Dilemma - Mixing In The Box part 2

The solution to yesterday's dilemma came forth during dinner at AES in San Francisco with a renowned LA studio owner/engineer (whom I shall refer to as AS). We were discussing Pro Tools and the various controllers available for same, which evolved into the subject of mixing in the box. AS related that he had not had great luck doing it, and that he split out all his tracks into a vintage Neve console for mixing. Makes sense - I know a lot of folks who break out their mixes, but, sonically speaking, is there really a difference? He claimed that even if you route all your tracks out of an 8 channel Pro Tools I/O and run it into a little Mackie mixer it will sound better. Unbelievable! But he insisted it was true, and challenged me to try it next time I had a "problem" mix. This was the ideal opportunity to test his theory.

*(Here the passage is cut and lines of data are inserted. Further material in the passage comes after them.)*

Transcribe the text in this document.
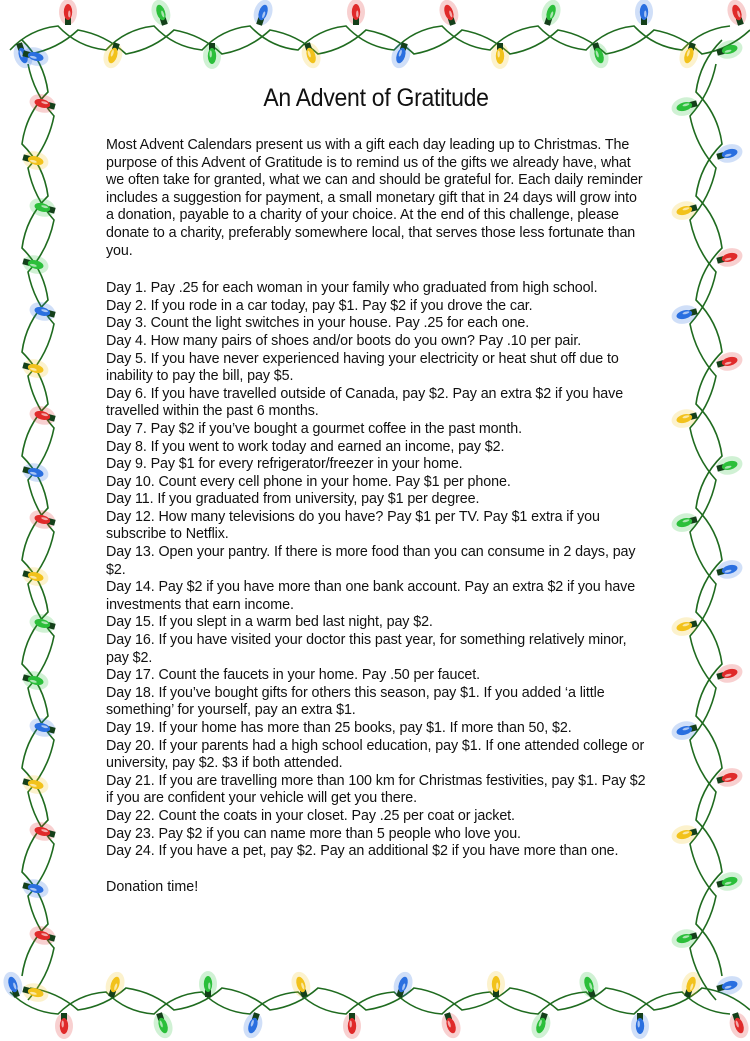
An Advent of Gratitude

Most Advent Calendars present us with a gift each day leading up to Christmas. The purpose of this Advent of Gratitude is to remind us of the gifts we already have, what we often take for granted, what we can and should be grateful for. Each daily reminder includes a suggestion for payment, a small monetary gift that in 24 days will grow into a donation, payable to a charity of your choice. At the end of this challenge, please donate to a charity, preferably somewhere local, that serves those less fortunate than you.

Day 1. Pay .25 for each woman in your family who graduated from high school.
Day 2. If you rode in a car today, pay $1. Pay $2 if you drove the car.
Day 3. Count the light switches in your house. Pay .25 for each one.
Day 4. How many pairs of shoes and/or boots do you own? Pay .10 per pair.
Day 5. If you have never experienced having your electricity or heat shut off due to inability to pay the bill, pay $5.
Day 6. If you have travelled outside of Canada, pay $2. Pay an extra $2 if you have travelled within the past 6 months.
Day 7. Pay $2 if you’ve bought a gourmet coffee in the past month.
Day 8. If you went to work today and earned an income, pay $2.
Day 9. Pay $1 for every refrigerator/freezer in your home.
Day 10. Count every cell phone in your home. Pay $1 per phone.
Day 11. If you graduated from university, pay $1 per degree.
Day 12. How many televisions do you have? Pay $1 per TV. Pay $1 extra if you subscribe to Netflix.
Day 13. Open your pantry. If there is more food than you can consume in 2 days, pay $2.
Day 14. Pay $2 if you have more than one bank account. Pay an extra $2 if you have investments that earn income.
Day 15. If you slept in a warm bed last night, pay $2.
Day 16. If you have visited your doctor this past year, for something relatively minor, pay $2.
Day 17. Count the faucets in your home. Pay .50 per faucet.
Day 18. If you’ve bought gifts for others this season, pay $1. If you added ‘a little something’ for yourself, pay an extra $1.
Day 19. If your home has more than 25 books, pay $1. If more than 50, $2.
Day 20. If your parents had a high school education, pay $1. If one attended college or university, pay $2. $3 if both attended.
Day 21. If you are travelling more than 100 km for Christmas festivities, pay $1. Pay $2 if you are confident your vehicle will get you there.
Day 22. Count the coats in your closet. Pay .25 per coat or jacket.
Day 23. Pay $2 if you can name more than 5 people who love you.
Day 24. If you have a pet, pay $2. Pay an additional $2 if you have more than one.
Donation time!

OK, I got rid of all the Pro Tools auxes, submasters, and the master bus, and routed all of my tracks to the 8 outs of a single HD192 so that I had stereo drums, stereo GTRs, stereo keys, mono bass, mono Vox, and ran them into a Tascam M3700 analog console. Voila! Lo and behold, the drums suddenly came alive; the vocals were clear and had dynamics, even the murky bass track had definition.

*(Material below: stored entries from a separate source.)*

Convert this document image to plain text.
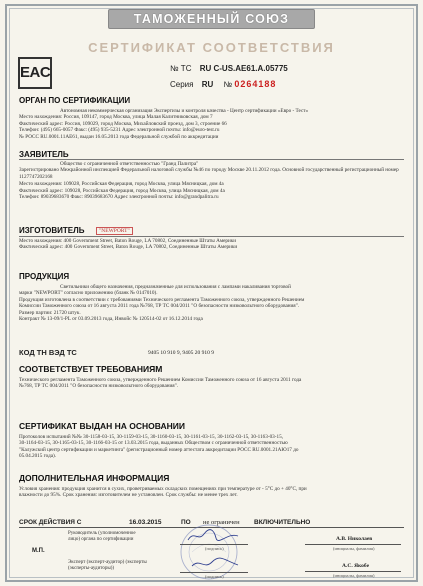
ТАМОЖЕННЫЙ СОЮЗ
СЕРТИФИКАТ СООТВЕТСТВИЯ
EAC	№ ТС RU C-US.AE61.A.05775
Серия RU № 0264188
ОРГАН ПО СЕРТИФИКАЦИИ
Автономная некоммерческая организация Экспертизы и контроля качества - Центр сертификации «Евро - Тест»
Место нахождения: Россия, 109147, город Москва, улица Малая Калитниковская, дом 7
Фактический адрес: Россия, 109029, город Москва, Михайловский проезд, дом 3, строение 66
Телефон: (495) 665-0057 Факс: (495) 935-5231 Адрес электронной почты: info@euro-test.ru
№ РОСС RU.0001.11АЕ61, выдан 16.05.2013 года Федеральной службой по аккредитации
ЗАЯВИТЕЛЬ
Общество с ограниченной ответственностью "Гранд Палитра"
Зарегистрировано Межрайонной инспекцией Федеральной налоговой службы №46 по городу Москве 20.11.2012 года. Основной государственный регистрационный номер 1127747202168
Место нахождения: 109028, Российская Федерация, город Москва, улица Мясницкая, дом 4а
Фактический адрес: 109028, Российская Федерация, город Москва, улица Мясницкая, дом 4а
Телефон: 89039683670 Факс: 89039683670 Адрес электронной почты: info@grandpalitra.ru
ИЗГОТОВИТЕЛЬ	"NEWPORT"
Место нахождения: 400 Government Street, Baton Rouge, LA 70802, Соединенные Штаты Америки
Фактический адрес: 400 Government Street, Baton Rouge, LA 70802, Соединенные Штаты Америки
ПРОДУКЦИЯ
Светильники общего назначения, предназначенные для использования с лампами накаливания торговой
марки "NEWPORT" согласно приложению (бланк № 0147010).
Продукция изготовлена в соответствии с требованиями Технического регламента Таможенного союза, утвержденного Решением
Комиссии Таможенного союза от 16 августа 2011 года №768, ТР ТС 004/2011 "О безопасности низковольтного оборудования".
Размер партии: 21720 штук.
Контракт № 13-09/1-PL от 03.09.2013 года, Инвойс № 120514-02 от 16.12.2014 года
КОД ТН ВЭД ТС	9405 10 910 9, 9405 20 910 9
СООТВЕТСТВУЕТ ТРЕБОВАНИЯМ
Технического регламента Таможенного союза, утвержденного Решением Комиссии Таможенного союза от 16 августа 2011 года
№768, ТР ТС 004/2011 "О безопасности низковольтного оборудования".
СЕРТИФИКАТ ВЫДАН НА ОСНОВАНИИ
Протоколов испытаний №№ 30-1158-03-15, 30-1159-03-15, 30-1160-03-15, 30-1161-03-15, 30-1162-03-15, 30-1163-03-15,
30-1164-03-15, 30-1165-03-15, 30-1166-03-15 от 13.03.2015 года, выданных Обществом с ограниченной ответственностью
"Калужский центр сертификации и маркетинга" (регистрационный номер аттестата аккредитации РОСС RU.0001.21АЮ17 до
05.04.2015 года).
ДОПОЛНИТЕЛЬНАЯ ИНФОРМАЦИЯ
Условия хранения: продукция хранится в сухих, проветриваемых складских помещениях при температуре от - 5°С до + 40°С, при
влажности до 95%. Срок хранения: изготовителем не установлен. Срок службы: не менее трех лет.
СРОК ДЕЙСТВИЯ С	16.03.2015	ПО не ограничен ВКЛЮЧИТЕЛЬНО
М.П.
Руководитель (уполномоченное лицо) органа по сертификации
(подпись)
А.В. Николаев
(инициалы, фамилия)
Эксперт (эксперт-аудитор) (эксперты (эксперты-аудиторы))
(подпись)
А.С. Якобе
(инициалы, фамилия)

What was the deal? Why did the relatively pedestrian Tascam console yield a better sounding mix than the fully blown Pro Tools rig with all of the expensive plug-ins? Give up? Check back tomorrow and I'll relate the rest of the story. It's scary! And it'll scare all the Nuendo, Logic, DP, etc. users, too.

Happy Halloween!

MBM

3 comments:

Anonymous said...

ok..spill the beans. Time for Part 3 :)

Anonymous said...

Yep Yep, This is why the scene has been flooded with small format consoles and mix-bus rack units...(Dangerous, Neve, etc...) Part of the problem is the load on the DSP/card architecture (nothing new), and part the audio interface. I think that the digidesign interfaces are lacking somewhat, and that if you were to A/B with Apogee or Prisim converters, there would be quite a contrast. (Note, Apogee now makes HD AMBUS cards for their AD8000, How's that for legacy support?:)

MBM said...

It will be interesting to see if there's a resurgence in analog console sales. You can buy a 15 year-old Neve or SSL for comparatively little dough these days.